Sunday, April 3, 2011


(review based on an advance reading copy)

WITHER grabbed me from the first page with the intensity of its premise. In this futuristic dystopia, humans finally find a cure for cancer, only to realize, decades later, that something went wrong. For reasons unknown, women now only live to twenty, men to twenty-five. (But they're cancer free!) Women are often kidnapped as unwilling brides so men can procreate before dying. Rhine, our heroine, falls victim to this crime, despite her twin brother's determined efforts to protect her from such a fate. She never could have imagined how complicated her escape would become.
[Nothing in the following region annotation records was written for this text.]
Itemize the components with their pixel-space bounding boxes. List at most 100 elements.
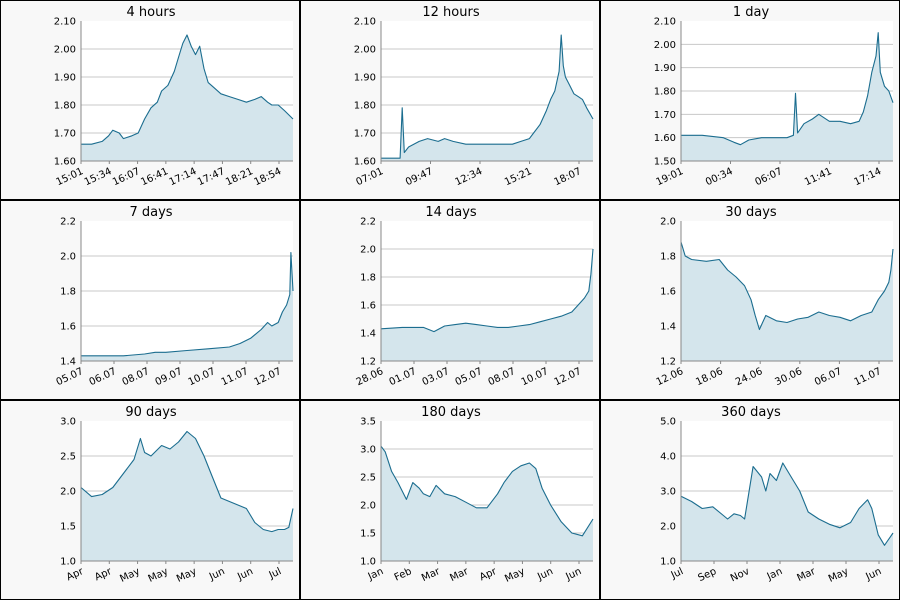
x-tick-label: 17:14 — [168, 166, 199, 188]
series-line — [380, 248, 594, 333]
series-line — [81, 34, 294, 145]
series-line — [380, 445, 594, 537]
chart-panel: 4 hours 1.60 1.70 1.80 1.90 2.00 2.10 15:01 15:3… — [0, 0, 300, 200]
x-tick-label: 10.07 — [187, 366, 218, 388]
x-tick-label: 12.07 — [553, 366, 584, 388]
x-tick-label: Jun — [564, 566, 584, 583]
y-tick-label: 2.0 — [660, 522, 676, 533]
y-tick-label: 2.00 — [54, 45, 76, 56]
y-tick-label: 2.00 — [354, 45, 376, 56]
y-tick-label: 1.60 — [354, 157, 376, 168]
y-tick-label: 1.90 — [354, 73, 376, 84]
y-tick-label: 4.0 — [660, 452, 676, 463]
chart-panel: 90 days 1.0 1.5 2.0 2.5 3.0 Apr Apr May May May Jun… — [0, 400, 300, 600]
y-tick-label: 1.8 — [60, 287, 76, 298]
series-area — [381, 35, 593, 161]
chart-panel: 1 day 1.50 1.60 1.70 1.80 1.90 2.00 2.10 19:01 00… — [600, 0, 900, 200]
x-tick-label: Jan — [765, 566, 785, 583]
y-tick-label: 1.4 — [660, 322, 676, 333]
series-line — [381, 34, 594, 159]
chart-title: 12 hours — [422, 5, 479, 20]
x-tick-label: 16:07 — [111, 166, 142, 188]
y-tick-label: 2.0 — [360, 245, 376, 256]
y-tick-label: 2.10 — [54, 17, 76, 28]
chart-svg: 360 days 1.0 2.0 3.0 4.0 5.0 Jul Sep Nov Jan Mar Ma… — [660, 405, 894, 585]
y-tick-label: 1.70 — [54, 129, 76, 140]
x-tick-label: 11:41 — [803, 166, 834, 188]
chart-title: 4 hours — [127, 5, 176, 20]
y-tick-label: 2.00 — [654, 40, 676, 51]
series-area — [681, 242, 893, 361]
y-tick-label: 1.2 — [360, 357, 376, 368]
chart-svg: 180 days 1.0 1.5 2.0 2.5 3.0 3.5 Jan Feb Mar Mar Ap… — [360, 405, 594, 585]
x-tick-label: Apr — [478, 566, 499, 584]
x-tick-label: 09:47 — [404, 166, 435, 188]
y-tick-label: 1.70 — [354, 129, 376, 140]
series-line — [80, 430, 294, 533]
x-tick-label: 28.06 — [355, 366, 386, 388]
x-tick-label: 08.07 — [121, 366, 152, 388]
series-line — [680, 241, 894, 331]
x-tick-label: Feb — [393, 566, 414, 583]
x-tick-label: 17:14 — [852, 166, 883, 188]
x-tick-label: 15:21 — [503, 166, 534, 188]
x-tick-label: May — [118, 566, 141, 585]
y-tick-label: 2.0 — [60, 487, 76, 498]
x-tick-label: Mar — [795, 566, 818, 584]
chart-svg: 30 days 1.2 1.4 1.6 1.8 2.0 12.06 18.06 24.06 30.… — [655, 205, 894, 388]
y-tick-label: 2.2 — [60, 217, 76, 228]
x-tick-label: Apr — [93, 566, 114, 584]
chart-panel: 30 days 1.2 1.4 1.6 1.8 2.0 12.06 18.06 24.06 30.… — [600, 200, 900, 400]
x-tick-label: Jan — [366, 566, 386, 583]
chart-panel: 360 days 1.0 2.0 3.0 4.0 5.0 Jul Sep Nov Jan Mar Ma… — [600, 400, 900, 600]
y-tick-label: 2.2 — [360, 217, 376, 228]
series-area — [81, 35, 293, 161]
y-tick-label: 2.10 — [654, 17, 676, 28]
chart-title: 90 days — [125, 405, 177, 420]
series-line — [680, 462, 894, 546]
series-area — [81, 252, 293, 361]
x-tick-label: 00:34 — [704, 166, 735, 188]
x-tick-label: Jun — [535, 566, 555, 583]
y-tick-label: 1.8 — [660, 252, 676, 263]
x-tick-label: 05.07 — [454, 366, 485, 388]
series-area — [681, 463, 893, 561]
x-tick-label: 18.06 — [694, 366, 725, 388]
y-tick-label: 3.5 — [360, 417, 376, 428]
x-tick-label: 07:01 — [354, 166, 385, 188]
chart-svg: 4 hours 1.60 1.70 1.80 1.90 2.00 2.10 15:0115:3… — [54, 5, 294, 188]
y-tick-label: 1.80 — [354, 101, 376, 112]
x-tick-label: 30.06 — [773, 366, 804, 388]
y-tick-label: 2.0 — [360, 501, 376, 512]
y-tick-label: 1.5 — [60, 522, 76, 533]
x-tick-label: 11.07 — [220, 366, 251, 388]
y-tick-label: 2.0 — [660, 217, 676, 228]
chart-panel: 180 days 1.0 1.5 2.0 2.5 3.0 3.5 Jan Feb Mar Mar Ap… — [300, 400, 600, 600]
x-tick-label: 15:34 — [83, 166, 114, 188]
x-tick-label: Apr — [65, 566, 86, 584]
y-tick-label: 3.0 — [360, 445, 376, 456]
y-tick-label: 1.2 — [660, 357, 676, 368]
y-tick-label: 1.4 — [360, 329, 376, 340]
y-tick-label: 1.50 — [654, 157, 676, 168]
chart-title: 1 day — [733, 5, 770, 20]
x-tick-label: 17:47 — [196, 166, 227, 188]
x-tick-label: May — [147, 566, 170, 585]
y-tick-label: 1.70 — [654, 110, 676, 121]
x-tick-label: Jun — [864, 566, 884, 583]
series-line — [681, 32, 894, 146]
x-tick-label: Jul — [267, 566, 284, 581]
y-tick-label: 2.5 — [360, 473, 376, 484]
x-tick-label: 12:34 — [453, 166, 484, 188]
chart-panel: 14 days 1.2 1.4 1.6 1.8 2.0 2.2 28.06 01.07 03.07… — [300, 200, 600, 400]
x-tick-label: May — [827, 566, 850, 585]
y-tick-label: 1.0 — [660, 557, 676, 568]
y-tick-label: 1.60 — [54, 157, 76, 168]
chart-svg: 14 days 1.2 1.4 1.6 1.8 2.0 2.2 28.06 01.07 03.07… — [355, 205, 594, 388]
x-tick-label: 03.07 — [421, 366, 452, 388]
chart-title: 30 days — [725, 205, 777, 220]
x-tick-label: May — [503, 566, 526, 585]
y-tick-label: 3.0 — [660, 487, 676, 498]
DESTEFANO'S greatest strength is obvious: complex characters. Rhine constantly constructs easy descriptions and labels for the people around her, particularly her strange, new "family," only to find each individual surprises her again and again. Her eager, self-centered, younger sister-wife Cecily has moments of true tenderness and sacrifice. Her sullen, morbid, older sister-wife Jenna, the closest to death at nineteen, still occasionally bubbles over with youthful cheer. Linden, Rhine's captor and forced husband, turns out to be another breed of victim, which only makes it harder for her to hate him. The only villain here is Linden's father, Vaughn, and even he is humanized by his affection for his son.

From complex characters stem complex relationships. Understandably, Rhine fixates on escape and freedom the moment she is kidnapped, but her determination wanes when she starts caring for the people around her: her sister-wives, her ignorant husband, her loyal attendants. She even pauses to wonder why she would run away from this life, with all its comforts and luxuries.
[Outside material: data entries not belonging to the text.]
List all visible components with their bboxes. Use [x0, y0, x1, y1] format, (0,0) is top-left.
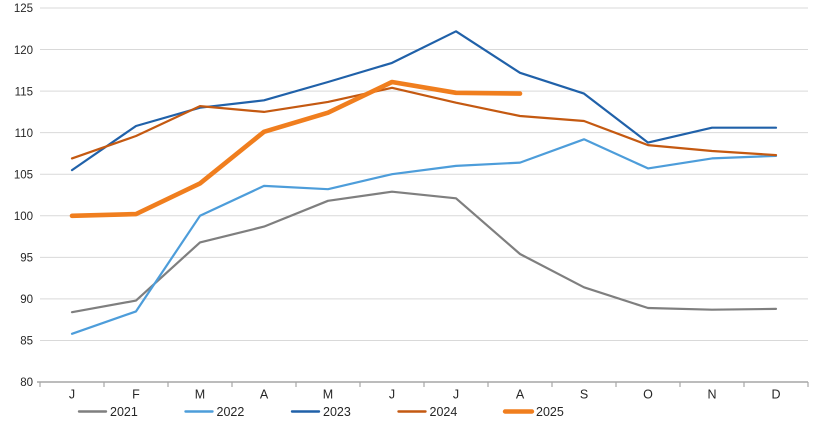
- x-axis-label: O: [643, 388, 653, 402]
- x-axis-label: M: [323, 388, 333, 402]
- x-axis-label: J: [453, 388, 459, 402]
- legend-item-2023: 2023: [290, 405, 351, 419]
- x-axis-label: J: [69, 388, 75, 402]
- x-axis-label: D: [771, 388, 780, 402]
- series-line-2022: [70, 138, 778, 335]
- series-line-2021: [70, 190, 778, 314]
- series-line-2025: [69, 79, 523, 219]
- legend-item-2021: 2021: [77, 405, 138, 419]
- legend-item-2025: 2025: [502, 405, 564, 419]
- y-axis-label: 125: [14, 3, 33, 15]
- x-axis-label: M: [195, 388, 205, 402]
- y-axis-label: 105: [14, 169, 33, 181]
- legend-label-2021: 2021: [110, 405, 138, 419]
- x-axis-label: J: [389, 388, 395, 402]
- x-axis-label: S: [580, 388, 588, 402]
- legend-item-2022: 2022: [184, 405, 245, 419]
- y-axis-label: 100: [14, 211, 33, 223]
- legend-item-2024: 2024: [397, 405, 458, 419]
- legend-label-2024: 2024: [430, 405, 458, 419]
- y-axis-label: 90: [20, 294, 33, 306]
- x-axis-label: N: [707, 388, 716, 402]
- y-axis-label: 120: [14, 45, 33, 57]
- series-line-2024: [70, 86, 778, 160]
- x-axis-label: A: [260, 388, 269, 402]
- x-axis-label: F: [132, 388, 140, 402]
- series-line-2023: [70, 30, 778, 172]
- legend-label-2023: 2023: [323, 405, 351, 419]
- y-axis-label: 115: [15, 86, 33, 98]
- y-axis-label: 110: [15, 128, 33, 140]
- legend-label-2025: 2025: [536, 405, 564, 419]
- y-axis-label: 95: [20, 253, 33, 265]
- x-axis-label: A: [516, 388, 525, 402]
- legend-label-2022: 2022: [217, 405, 245, 419]
- y-axis-label: 80: [20, 377, 33, 389]
- y-axis-label: 85: [20, 336, 33, 348]
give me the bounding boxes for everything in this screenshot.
Rhine's voice remains true to her sixteen years, and yet she demonstrates an unusual maturity not unbelievable for someone already 80% of the way through her short lifespan. An introspective person, Rhine finds quiet observation better suits her goals. She resists the temptation to lash out and instead works to gain the trust of those who now run her life, even if it means swallowing her bitterness and resentment.

I found some minor logic issues with the plot. For one, Rhine struck me as a relatively intelligent, hardened young woman and I couldn't quite follow how she could fall for the bait that led to her capture. Her actions that day seem uncharacteristically naive and hopeful. I want to avoid spoilers here, but I will say that I also had some trouble understanding the security of the mansion. One moment it was described as impenetrable, an inescapable fortress, but more often it seemed Rhine could walk out whenever she pleased.

Vaughn's character also frustrated me, because he is portrayed predominantly through direct characterization. The reader is repeatedly told how scary he is without being given a chance to form that opinion herself. Often, I couldn't follow the logic leaps that Rhine made regarding Vaughn's actions when she isn't present and had the sense that those leaps were merely an author's tool to provide us with information about Vaughn without dipping into his perspective.

Despite my nit picking, this is an intriguing book, especially with the questions raised regarding mortality, love, ethics, and gender. I am twenty-two as I write this, and would already be dead for two years in Rhine’s world.